Spruce-fir forest. Downed dead trees in foreground show a recent decrease in density.
Spruce-fir forest. Downed dead trees in foreground show a recent decrease in density.

Photo by John Vankat

Spruce-fir forest

Spruce-fir forest has been less impacted by human-caused stressors than either ponderosa pine forest or mixed conifer forest. There has been little logging (because of poor accessibility) or invasion by exotic plants. Livestock grazing (some continues today) and fire exclusion affected lower elevation stands, but their impacts on higher elevation stands are unclear. Recent climate change appears to have affected all elevations.

Changes in stand structure, species composition, and fire regime in low elevation spruce-fir forest have been similar to those described above for mixed conifer forest. In northern Arizona’s Grand Canyon National Park, tree density appears to have increased with fire exclusion to the mid-20th century and then decreased (above). Large decreases in aspen were caused by several factors including lack of surface fires, and decreases in conifers were likely related to unsustainably high tree density and recent climate change (Vankat 2011b). In addition, the fire regime may have shifted to more crown fire, at least until canopies of some stands began to open after the mid-20th century. Forest managers have addressed increases in forest density in a few lower elevation stands by mechanically thinning small trees; however, this is difficult in many areas because of poor accessibility.
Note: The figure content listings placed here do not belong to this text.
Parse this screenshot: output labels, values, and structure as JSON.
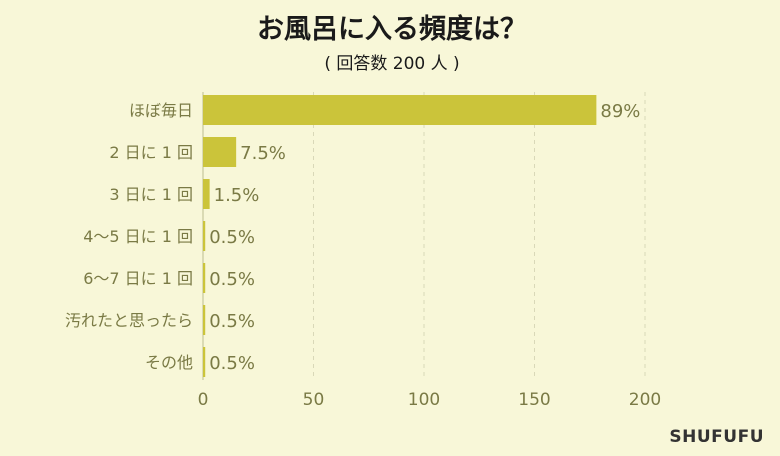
{
  "brand": "SHUFUFU",
  "colors": {
    "bar": "#cbc43a",
    "background": "#f8f7d8"
  },
  "chart_data": {
    "type": "bar",
    "orientation": "horizontal",
    "title": "お風呂に入る頻度は？",
    "subtitle": "( 回答数 200 人 )",
    "categories": [
      "ほぼ毎日",
      "2 日に 1 回",
      "3 日に 1 回",
      "4〜5 日に 1 回",
      "6〜7 日に 1 回",
      "汚れたと思ったら",
      "その他"
    ],
    "values": [
      178,
      15,
      3,
      1,
      1,
      1,
      1
    ],
    "value_labels": [
      "89%",
      "7.5%",
      "1.5%",
      "0.5%",
      "0.5%",
      "0.5%",
      "0.5%"
    ],
    "xlim": [
      0,
      200
    ],
    "xticks": [
      0,
      50,
      100,
      150,
      200
    ],
    "grid": true,
    "legend": "none"
  }
}
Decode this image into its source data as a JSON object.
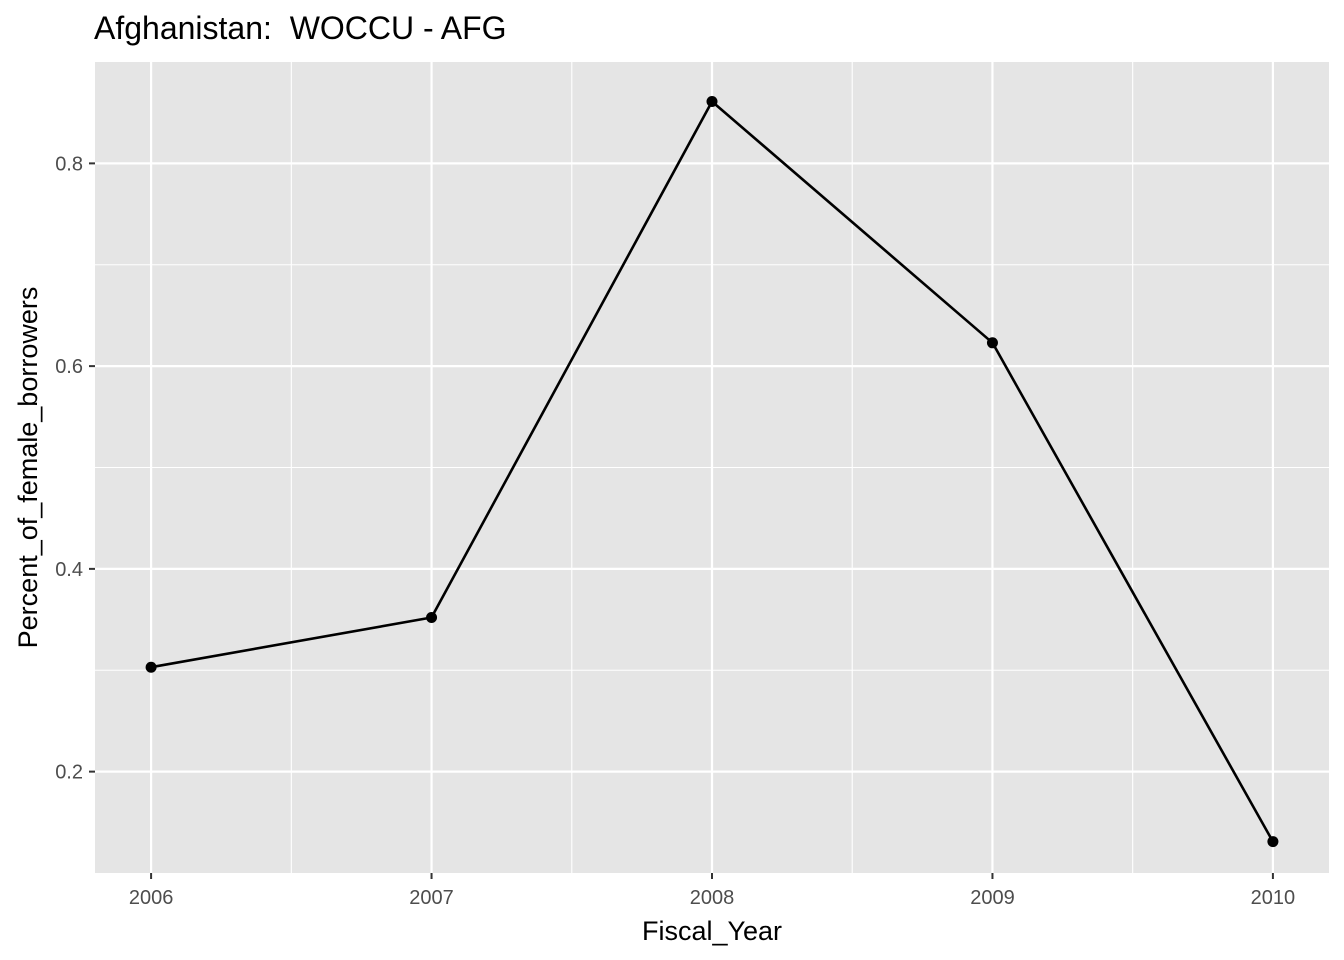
{
  "chart_data": {
    "type": "line",
    "title": "Afghanistan:  WOCCU - AFG",
    "xlabel": "Fiscal_Year",
    "ylabel": "Percent_of_female_borrowers",
    "x": [
      2006,
      2007,
      2008,
      2009,
      2010
    ],
    "x_tick_labels": [
      "2006",
      "2007",
      "2008",
      "2009",
      "2010"
    ],
    "series": [
      {
        "name": "Percent_of_female_borrowers",
        "values": [
          0.303,
          0.352,
          0.861,
          0.623,
          0.131
        ]
      }
    ],
    "yticks": [
      0.2,
      0.4,
      0.6,
      0.8
    ],
    "y_tick_labels": [
      "0.2",
      "0.4",
      "0.6",
      "0.8"
    ],
    "xlim": [
      2005.8,
      2010.2
    ],
    "ylim": [
      0.1,
      0.9
    ],
    "grid": true,
    "legend": "none",
    "colors": {
      "panel_background": "#e5e5e5",
      "grid_line": "#ffffff",
      "series_line": "#000000",
      "tick_text": "#4d4d4d",
      "tick_mark": "#333333"
    }
  }
}
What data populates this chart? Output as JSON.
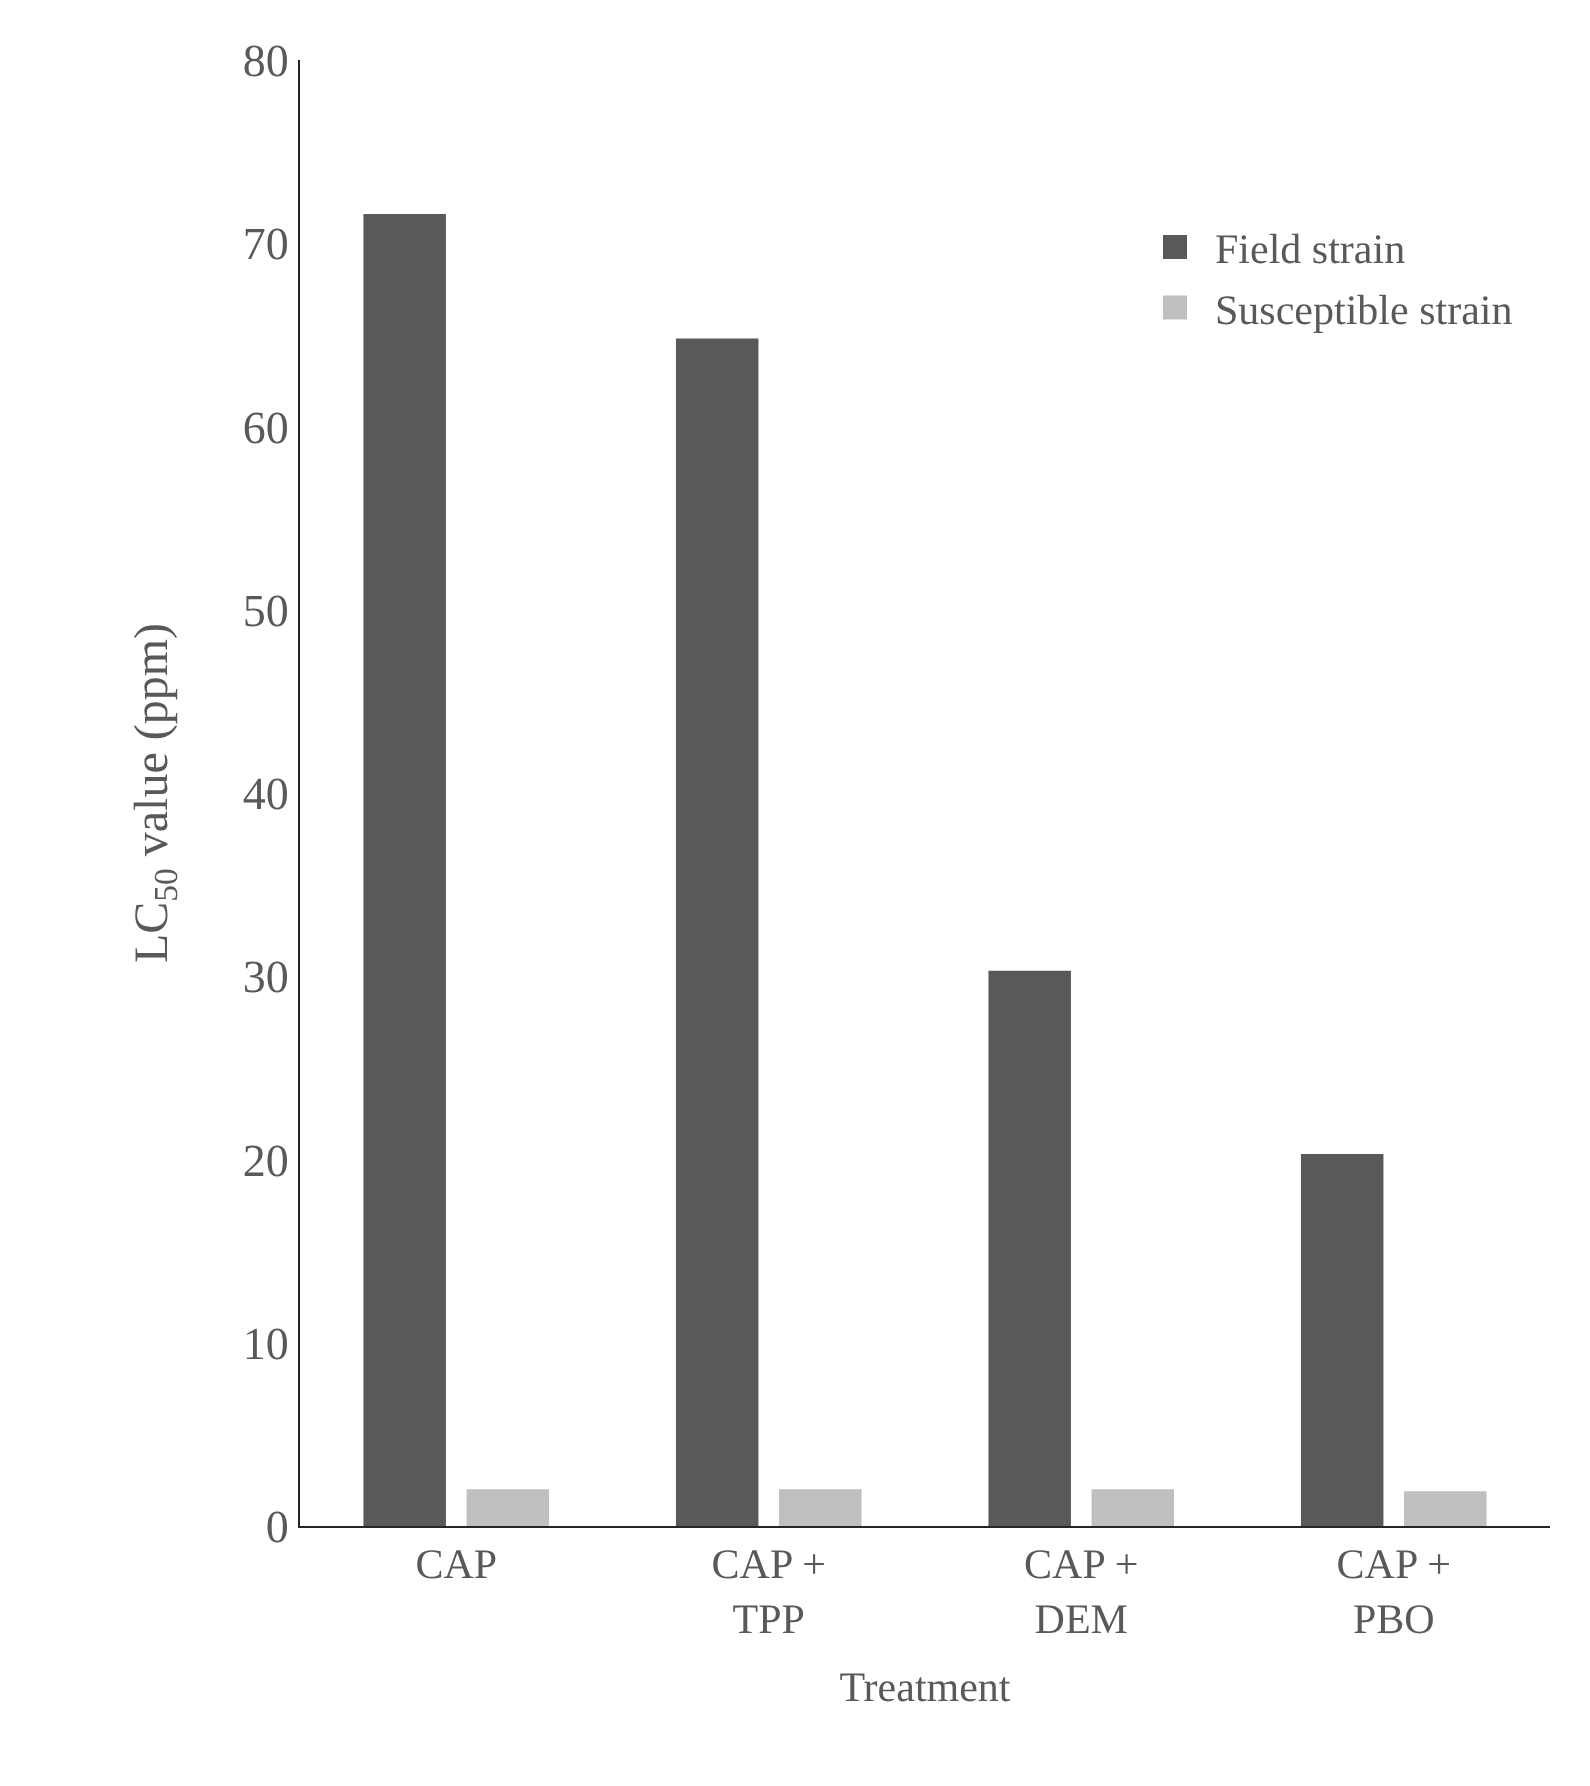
{
  "chart_data": {
    "type": "bar",
    "categories": [
      "CAP",
      "CAP +\nTPP",
      "CAP +\nDEM",
      "CAP +\nPBO"
    ],
    "series": [
      {
        "name": "Field strain",
        "color": "#595959",
        "values": [
          71.6,
          64.8,
          30.3,
          20.3
        ]
      },
      {
        "name": "Susceptible strain",
        "color": "#bfbfbf",
        "values": [
          2.0,
          2.0,
          2.0,
          1.9
        ]
      }
    ],
    "xlabel": "Treatment",
    "ylabel": "LC$_{50}$ value (ppm)",
    "ylim": [
      0,
      80
    ],
    "yticks": [
      0,
      10,
      20,
      30,
      40,
      50,
      60,
      70,
      80
    ],
    "grid": false,
    "legend": "top right"
  }
}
Use of management fires is also challenging because of the risk of surface fires becoming crown fires.

Changes in upper elevation stands are less well known. Fire exclusion, which has lasted a little more than a century, may not have affected these forests because historically, crown fires likely occurred at intervals of one or more centuries. In some high-elevation areas, the spruce and fir canopy has died as a result of insect outbreaks that are likely tied to recent climate change.

Quaking aspen forest

Quaking aspen forest has also had relatively few impacts. Livestock grazing occurred (some continues today), and fire exclusion and climate change may have reduced the health of stands. However, there has been little logging or invasion by exotic plants.

The effects of fire exclusion on quaking aspen forest are complex. As described above, landscape-scale crown fires following fire exclusion in mixed conifer forest have resulted in the establishment of large areas of quaking aspen forest. However, fire exclusion (by reducing aspen sprouting and mortality of conifers) may expedite the successional conversion of quaking aspen forest into mixed conifer forest. Fire exclusion is also one of many factors involved in the declining health of stands in many areas of the Southwest. Aspen is not regenerating well due to fire exclusion and grazing of sprouts by livestock and elk. “Sudden aspen decline,” which refers to mortality caused by insects, bark beetles, and canker fungi in response to drought, high temperatures, late frosts, and repeated defoliation by insects, is also affecting stand health (Worrall et al. 2008). The role of climate in affecting insects, bark beetles, and canker fungi suggests sudden aspen decline is related to recent climate change.

Forest managers have attempted restoration of quaking aspen forest on a limited scale. Approaches include prescribed burning and fencing to exclude livestock and elk. Prescribed fires pose a risk of crown fire in adjacent mixed conifer stands, and fencing is costly.